Among the topics to be addressed in Pasley’s soon-to-be-released book are listings of village doctors, the history of houses along Division Street when it was referred to as Silk Stocking Row and blacksmiths.

“Several of the houses, I have now and then pictures,” he said, “what it looked like in 1900 and what it looks like now.”

With few exceptions, Pasley’s books focus on the village in years prior to his birth.

“I try to stay as far back (in time) as I can,” Pasley said, “and not venture past 1950.

“I’m assuming people know a little more about the more recent history. There’s not as much mystery.”

Few people were aware that in 1838 there was an oyster bar in town.

“It was one of our first businesses,” Pasley said.

Or that a former state senator is buried at Middletown Cemetery.

“Robert Brown was raised here,” Pasley said, “and was a Captain in the Civil War. He became a senator in Missouri.”

The first newspaper in the village hit the streets in 1878 and was known as the Mahomet Magnet, but was soon changed to the Sucker State, according to Pasley’s research. That community paper known as The Sucker State lasted nearly a century, until 1974.

Pasley has learned to view his hometown in a different perspective than he had as a child.

“I never thought of our little town being historical for any reason,” he said.

He learned that belief was inaccurate.

“We’ve shown up in national newspapers for things that happened here,” Pasley said.

A fire in 1876 that destroyed much of Main Street made headlines across the country, and a local druggist (Andrew A. Llewellyn) was eventually charged with arson and fraud, but the case was dismissed.

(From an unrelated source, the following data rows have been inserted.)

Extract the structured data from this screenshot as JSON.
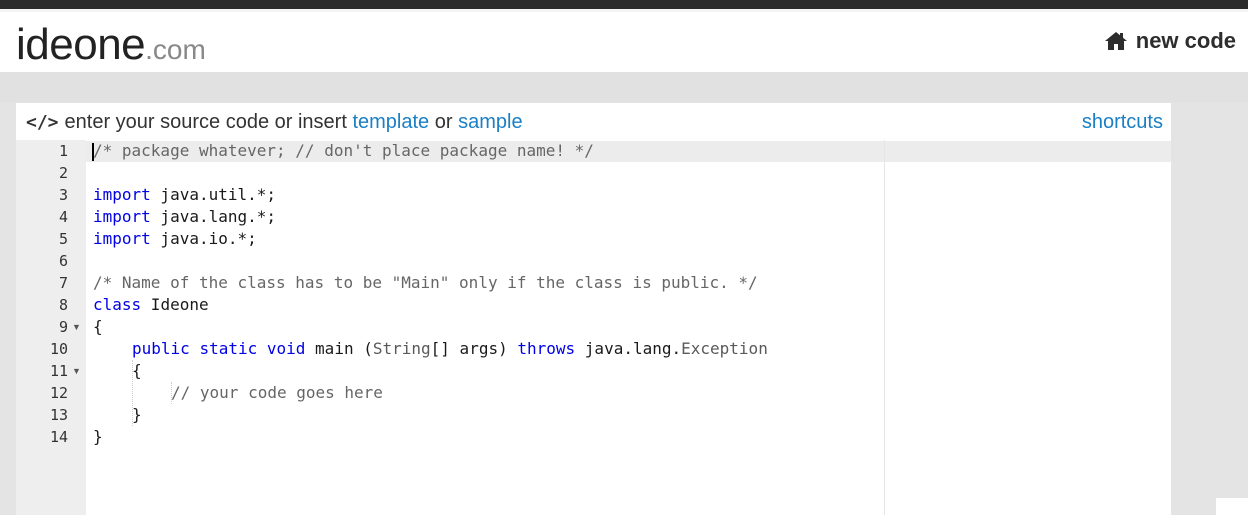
{
  "header": {
    "logo_main": "ideone",
    "logo_tld": ".com",
    "new_code_label": "new code"
  },
  "panel": {
    "prompt_prefix": "enter your source code or insert",
    "template_link": "template",
    "or_text": "or",
    "sample_link": "sample",
    "shortcuts_link": "shortcuts"
  },
  "editor": {
    "line_numbers": [
      "1",
      "2",
      "3",
      "4",
      "5",
      "6",
      "7",
      "8",
      "9",
      "10",
      "11",
      "12",
      "13",
      "14"
    ],
    "lines": {
      "l1": "/* package whatever; // don't place package name! */",
      "l3_kw": "import",
      "l3_rest": " java.util.*;",
      "l4_kw": "import",
      "l4_rest": " java.lang.*;",
      "l5_kw": "import",
      "l5_rest": " java.io.*;",
      "l7": "/* Name of the class has to be \"Main\" only if the class is public. */",
      "l8_kw": "class",
      "l8_rest": " Ideone",
      "l9": "{",
      "l10_kw1": "public",
      "l10_kw2": "static",
      "l10_kw3": "void",
      "l10_main": "main",
      "l10_args_open": "(",
      "l10_string": "String",
      "l10_args_rest": "[] args)",
      "l10_throws": "throws",
      "l10_java": "java.lang.",
      "l10_exception": "Exception",
      "l11": "{",
      "l12": "// your code goes here",
      "l13": "}",
      "l14": "}"
    }
  }
}
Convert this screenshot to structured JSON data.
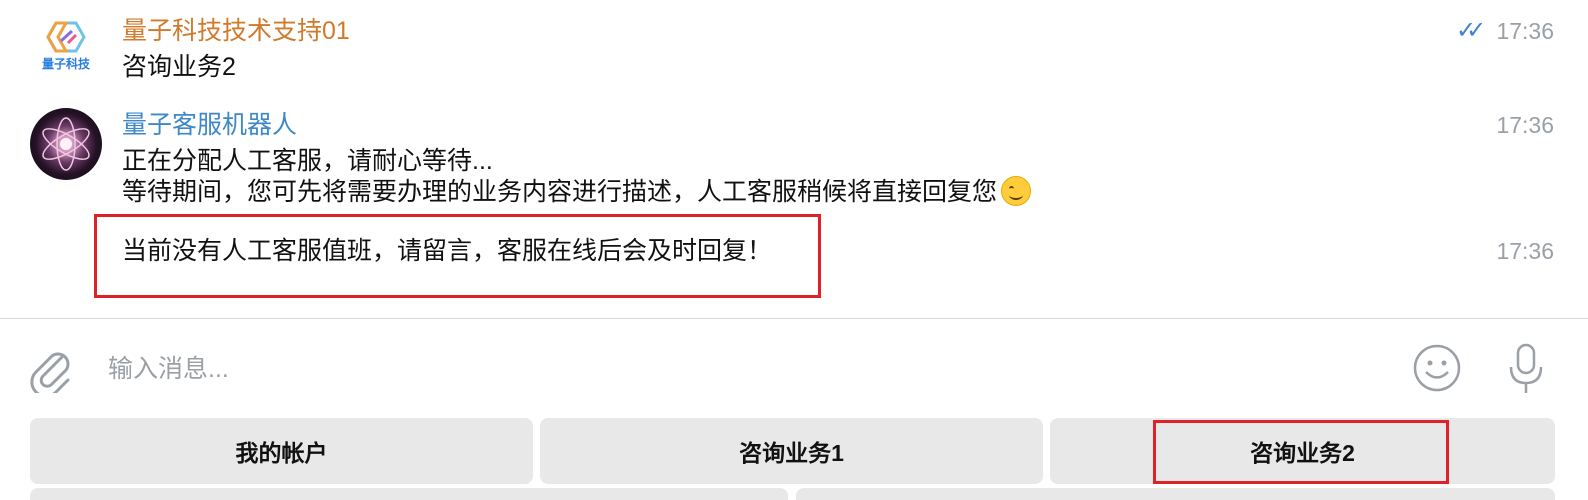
{
  "messages": [
    {
      "sender": "量子科技技术支持01",
      "text": "咨询业务2",
      "time": "17:36",
      "status": "read",
      "avatar": "量子科技"
    },
    {
      "sender": "量子客服机器人",
      "lines": [
        "正在分配人工客服，请耐心等待...",
        "等待期间，您可先将需要办理的业务内容进行描述，人工客服稍候将直接回复您"
      ],
      "emoji": "smiling-face",
      "time": "17:36"
    },
    {
      "text": "当前没有人工客服值班，请留言，客服在线后会及时回复！",
      "time": "17:36"
    }
  ],
  "input": {
    "placeholder": "输入消息..."
  },
  "keyboard": {
    "buttons": [
      "我的帐户",
      "咨询业务1",
      "咨询业务2"
    ]
  },
  "colors": {
    "sender_orange": "#d07a2b",
    "sender_blue": "#3e88c8",
    "highlight_red": "#e0212a",
    "check_blue": "#3f83d4"
  }
}
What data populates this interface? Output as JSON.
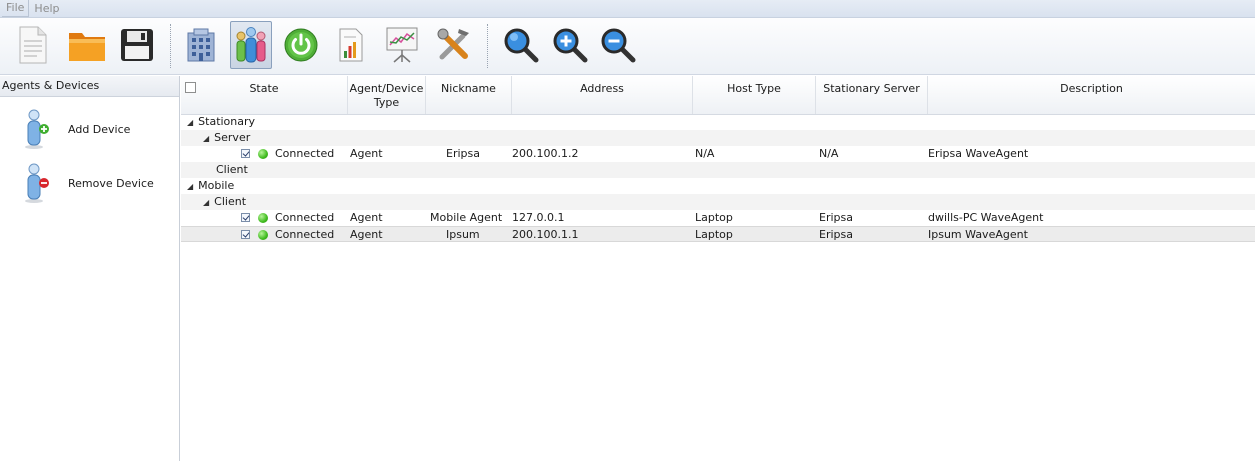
{
  "menu": {
    "file": "File",
    "help": "Help"
  },
  "toolbar": {
    "icons": [
      "new-document-icon",
      "open-folder-icon",
      "save-disk-icon",
      "building-icon",
      "agents-devices-icon",
      "power-icon",
      "report-icon",
      "chart-presentation-icon",
      "tools-icon",
      "search-icon",
      "zoom-in-icon",
      "zoom-out-icon"
    ],
    "active": "agents-devices-icon"
  },
  "sidebar": {
    "title": "Agents & Devices",
    "add_device": "Add Device",
    "remove_device": "Remove Device"
  },
  "grid": {
    "columns": [
      "State",
      "Agent/Device Type",
      "Nickname",
      "Address",
      "Host Type",
      "Stationary Server",
      "Description"
    ],
    "groups": {
      "stationary": "Stationary",
      "server": "Server",
      "client": "Client",
      "mobile": "Mobile",
      "mobile_client": "Client"
    },
    "rows": [
      {
        "state": "Connected",
        "type": "Agent",
        "nickname": "Eripsa",
        "address": "200.100.1.2",
        "host": "N/A",
        "server": "N/A",
        "description": "Eripsa WaveAgent"
      },
      {
        "state": "Connected",
        "type": "Agent",
        "nickname": "Mobile Agent",
        "address": "127.0.0.1",
        "host": "Laptop",
        "server": "Eripsa",
        "description": "dwills-PC WaveAgent"
      },
      {
        "state": "Connected",
        "type": "Agent",
        "nickname": "Ipsum",
        "address": "200.100.1.1",
        "host": "Laptop",
        "server": "Eripsa",
        "description": "Ipsum WaveAgent"
      }
    ]
  },
  "colors": {
    "connected": "#3fbb1e",
    "accent": "#1f7fd6"
  }
}
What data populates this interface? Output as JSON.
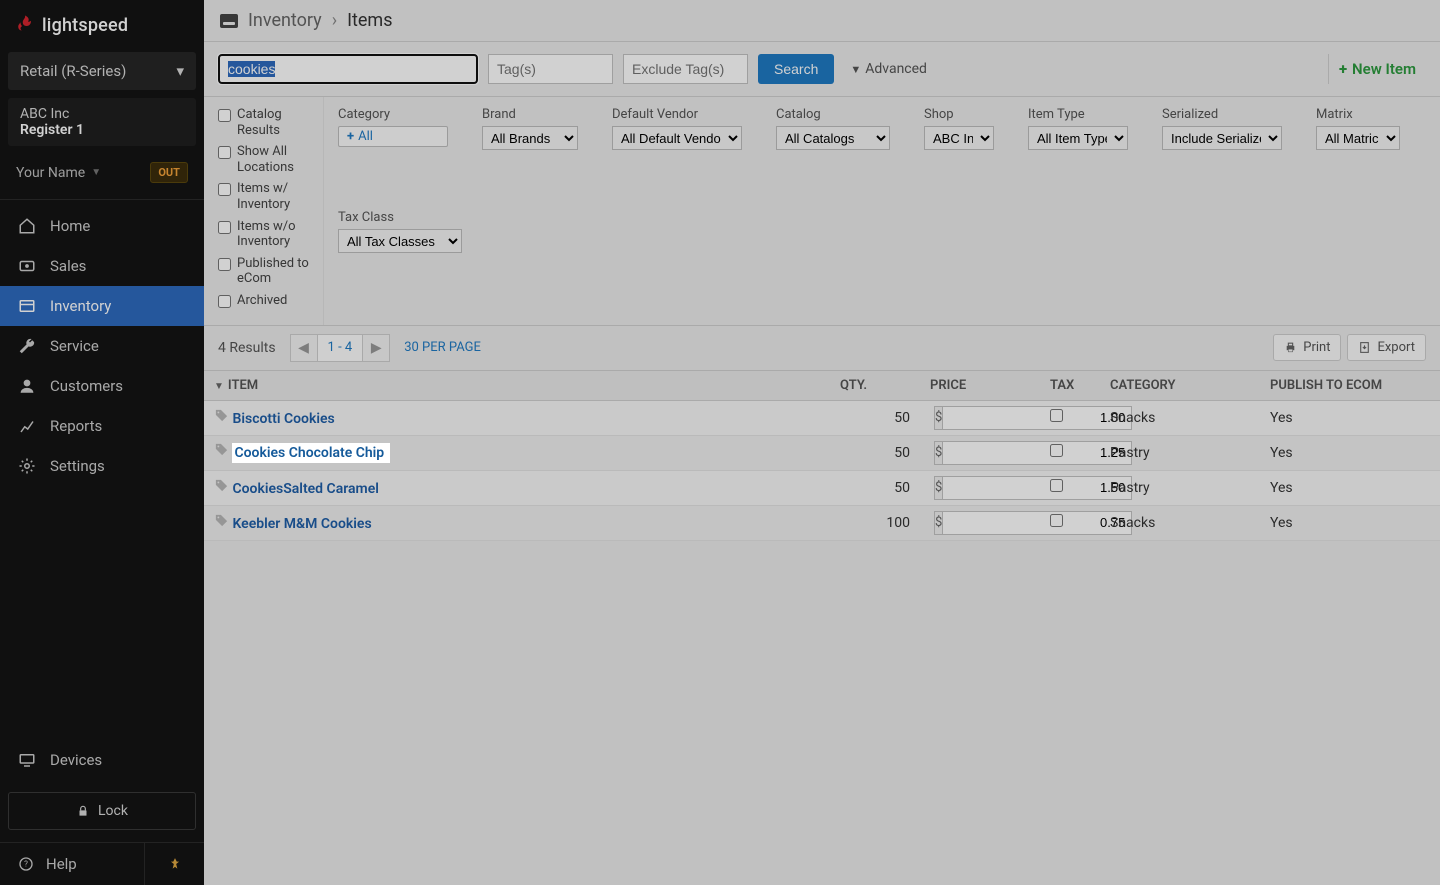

Pasley’s books have not only provided historical data, but also anecdotal stories.

In the upcoming Volume IV of Diggin’ Up Bones, Pasley said, “there’s a little less storytelling and more factual and detailed accounts.”

He hasn’t grown tired of his venture.

“At times it has gotten tedious until I find a mystery I want to solve,” he said. “The search for that unknown is what motivates me, finding out the where, how and who.”

Pasley’s first book in his Diggin’ Up Bones series was printed in 2014. At times, he has quoted the works of another long-time Mahomet resident, Isabelle Purnell, who published a 464-page book called “The Unofficial History of Mahomet, Illinois,” in 2000.

“It’s unbelievable what she found out without the aid of a computer system,” Pasley said. “She had to dig it up.

“I can’t imagine the hours she spent on it. I owe a lot to her.”

Not all of Pasley’s research will show up in one of his books.

He spent parts of four years chronicling Mahomet’s oldest cemetery (Bryant Cemetery, which dates back to 1832) and recently donated his 200-plus-page findings to the Township for safekeeping.  He had records on about 230 burials at the site.

Two other Mahomet cemeteries (Middletown and Riverside) were started between the late 1840s and early 1850s. Burials are still taking place at Riverside.

A little family project has been transformed into a massive community effort.

“I found interesting stories on my mom’s side and I was hooked,” Pasley said. “I got into it big-time.”